The strength of the play is the music, with one of the best scores of all time. “Once in a Lifetime,” “Gonna Build a Mountain,” and especially “What Kind of Fool Am I?” are standards, but the rest of the score is excellent.  One song – “Typically English/Glorious Russian/Typische Deuche/All American” – is sung, with different lyrics by all four of the women.  “Family Fugue/Nag! Nag! Nag!” is a hilarious narrative of a deteriorating marriage.  “Mumbo Jumbo” makes fun of politicians, while “Lumbered” shows Littlechap’s second thoughts about his marriage.

The  play was a hit in the UK, and moved to the US, partly because its small cast – four main characters and a chorus, all performed on a single set – made it cheap to produce.  It was nominated for four Tonys, and won one, for Anna Quayle.

But the play seems to have faded away. Much of the plot to too topical about the Cold War and politics of the time. But certainly it has nothing to do with the score. There were two revivals, one with Sammy Davis, Jr. (who love the score) in 1978, and another starring Newley in London in 1989, which did poorly.

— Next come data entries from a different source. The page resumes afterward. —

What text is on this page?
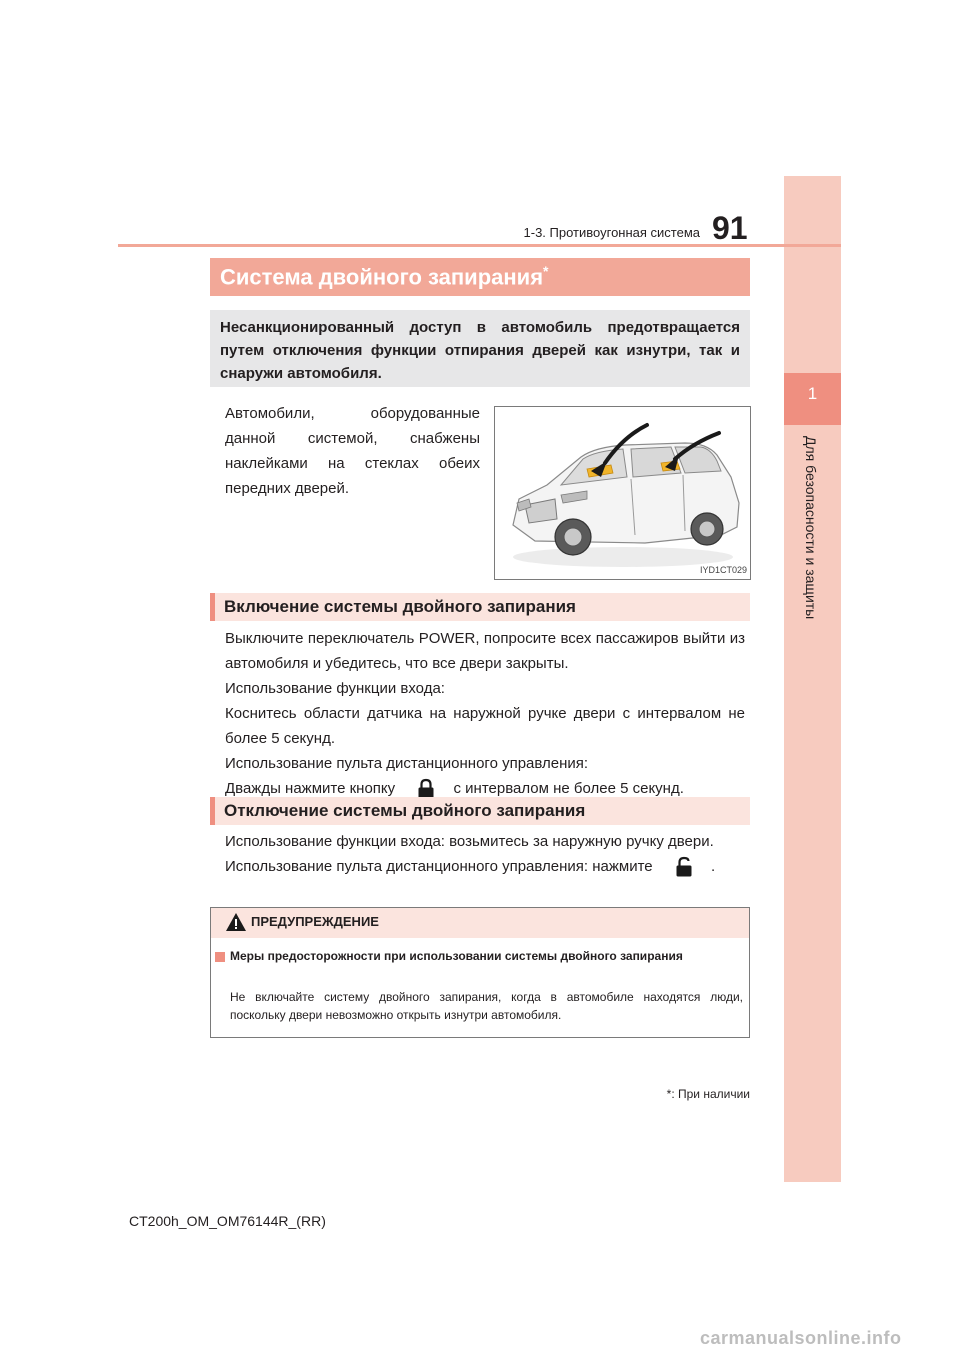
1
Для безопасности и защиты
91
1-3. Противоугонная система
Система двойного запирания*
Несанкционированный доступ в автомобиль предотвращается путем отключения функции отпирания дверей как изнутри, так и снаружи автомобиля.
Автомобили, оборудованные данной системой, снабжены наклейками на стеклах обеих передних дверей.
IYD1CT029
Включение системы двойного запирания
Выключите переключатель POWER, попросите всех пассажиров выйти из автомобиля и убедитесь, что все двери закрыты.
Использование функции входа:
Коснитесь области датчика на наружной ручке двери с интервалом не более 5 секунд.
Использование пульта дистанционного управления:
Дважды нажмите кнопку	с интервалом не более 5 секунд.
Отключение системы двойного запирания
Использование функции входа: возьмитесь за наружную ручку двери.
Использование пульта дистанционного управления: нажмите	.
ПРЕДУПРЕЖДЕНИЕ
Меры предосторожности при использовании системы двойного запирания
Не включайте систему двойного запирания, когда в автомобиле находятся люди, поскольку двери невозможно открыть изнутри автомобиля.
*: При наличии
CT200h_OM_OM76144R_(RR)
carmanualsonline.info
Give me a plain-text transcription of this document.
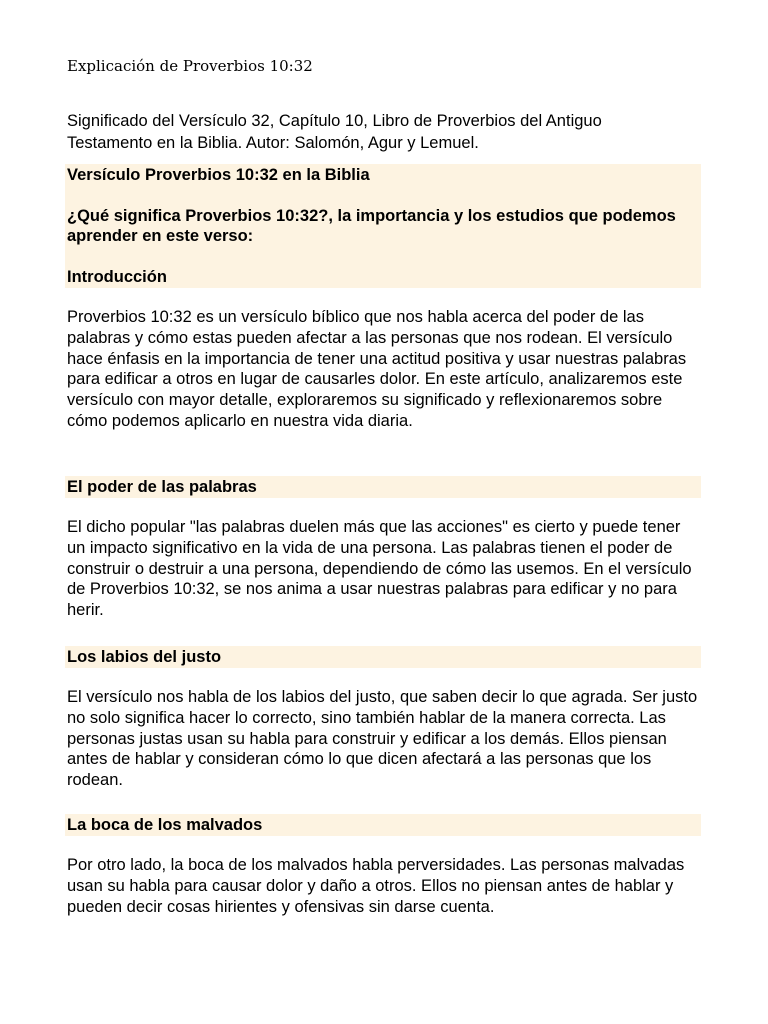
Explicación de Proverbios 10:32
Significado del Versículo 32, Capítulo 10, Libro de Proverbios del Antiguo Testamento en la Biblia. Autor: Salomón, Agur y Lemuel.
Versículo Proverbios 10:32 en la Biblia
¿Qué significa Proverbios 10:32?, la importancia y los estudios que podemos aprender en este verso:
Introducción
Proverbios 10:32 es un versículo bíblico que nos habla acerca del poder de las palabras y cómo estas pueden afectar a las personas que nos rodean. El versículo hace énfasis en la importancia de tener una actitud positiva y usar nuestras palabras para edificar a otros en lugar de causarles dolor. En este artículo, analizaremos este versículo con mayor detalle, exploraremos su significado y reflexionaremos sobre cómo podemos aplicarlo en nuestra vida diaria.
El poder de las palabras
El dicho popular "las palabras duelen más que las acciones" es cierto y puede tener un impacto significativo en la vida de una persona. Las palabras tienen el poder de construir o destruir a una persona, dependiendo de cómo las usemos. En el versículo de Proverbios 10:32, se nos anima a usar nuestras palabras para edificar y no para herir.
Los labios del justo
El versículo nos habla de los labios del justo, que saben decir lo que agrada. Ser justo no solo significa hacer lo correcto, sino también hablar de la manera correcta. Las personas justas usan su habla para construir y edificar a los demás. Ellos piensan antes de hablar y consideran cómo lo que dicen afectará a las personas que los rodean.
La boca de los malvados
Por otro lado, la boca de los malvados habla perversidades. Las personas malvadas usan su habla para causar dolor y daño a otros. Ellos no piensan antes de hablar y pueden decir cosas hirientes y ofensivas sin darse cuenta.
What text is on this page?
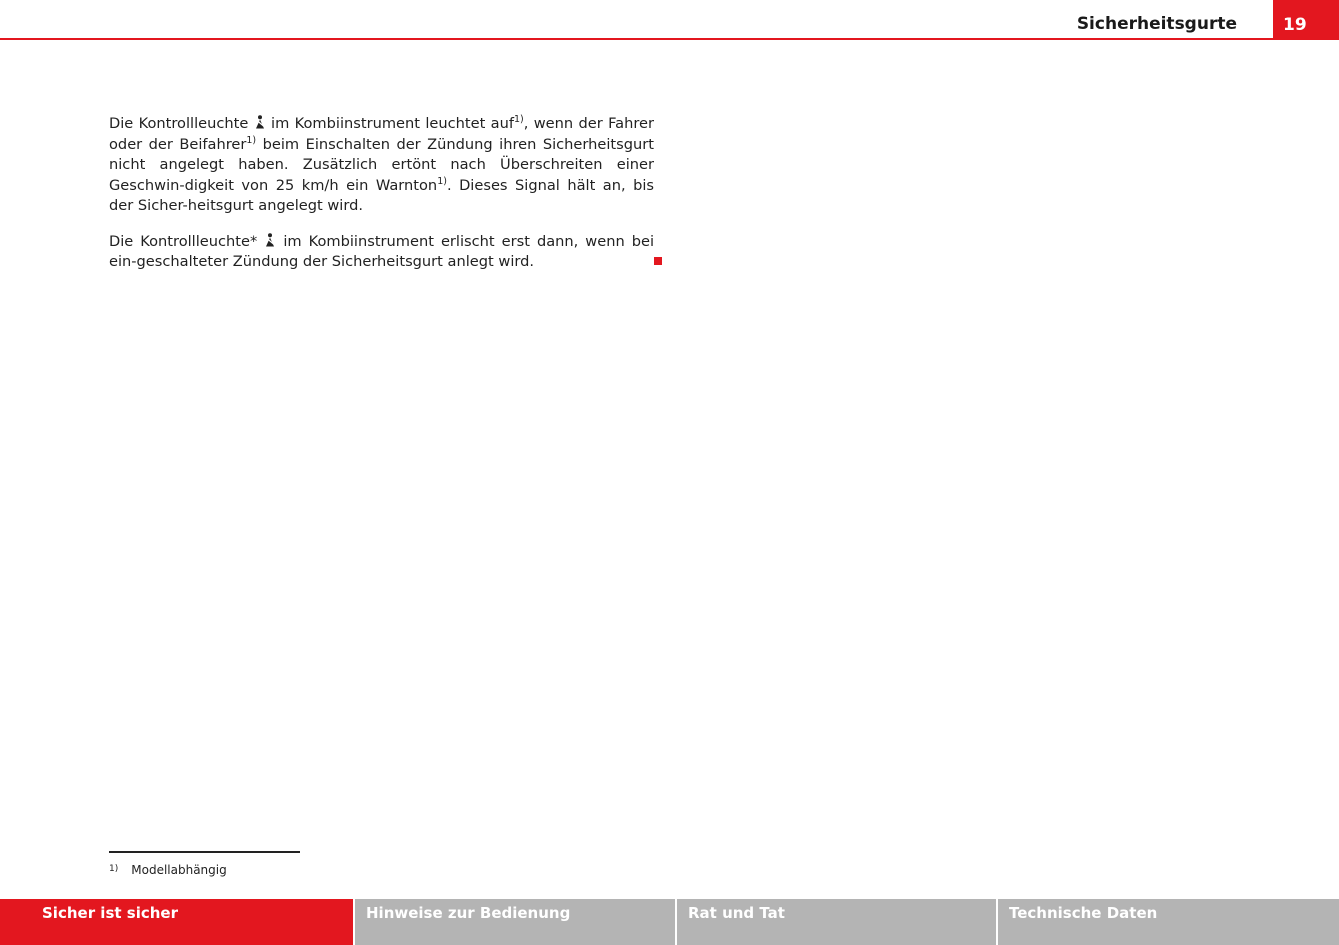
Sicherheitsgurte	19

Die Kontrollleuchte im Kombiinstrument leuchtet auf$^{1)}$, wenn der Fahrer oder der Beifahrer$^{1)}$ beim Einschalten der Zündung ihren Sicherheitsgurt nicht angelegt haben. Zusätzlich ertönt nach Überschreiten einer Geschwin-digkeit von 25 km/h ein Warnton$^{1)}$. Dieses Signal hält an, bis der Sicher-heitsgurt angelegt wird.

Die Kontrollleuchte* im Kombiinstrument erlischt erst dann, wenn bei ein-geschalteter Zündung der Sicherheitsgurt anlegt wird.

$^{1)}$ Modellabhängig
Sicher ist sicher	Hinweise zur Bedienung	Rat und Tat	Technische Daten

Newley and Bricusse continued to work together. Their next attempt, The Roar of the Greasepaint, the Smell of the Crowd, did adequately and produced a couple of standards, but their best known work was writing the songs for Willy Wonka and the Chocolate Factory. 

Newley died in 1999.

Sunday, October 1, 2017


Written and Directed by
Ingmar Bergman
Starring Liv Ullmann, Max von Sydow, Gunner Bjornstrand
IMDB Entry

Ingmar Bergman is considered the master of gloom. While he did do some comedies, most of his work was not even close to being cheerful.

I had a major immersion on Bergman in college, taking a film course that concentrated on his works – 19 films in ten weeks.* It fascinating to see him develop over the years.  Shame was one film that really stuck with me.

Jan (Max von Sydow) and Eva (Liv Ullman) are living on the remote farmhouse when it becomes caught up in a war. Troops “liberate” them, though they don’t feel very liberated and Col. Jacobi (Gunner Bjornstrand), the former mayor, comes by, seeming to help, but he has plans for Eva, offering to help them out – for a terrible price.

Liv UllmanLiv Ullman was one of the 20th century’s greatest film actresses and Max von Sydow is nearly as well regarded, though better known in the US. They make Jan and Eva real and we share their pain.

Gunner Bjornstrand is lesser known, but he was a consistent member of Bergman’s stock company, making nearly 20 films with him. He never gained international acclaim, but I began to look forward to his presence as I watched the Bergman film.

An interesting aside is that the movie was set in the near future, making it science fiction.  It’s one of the best evocations of how war can brutalize bystanders.

*Union College had (and still has) a trimester system: three ten-week terms where you take three courses.  It makes transferring credits challenging.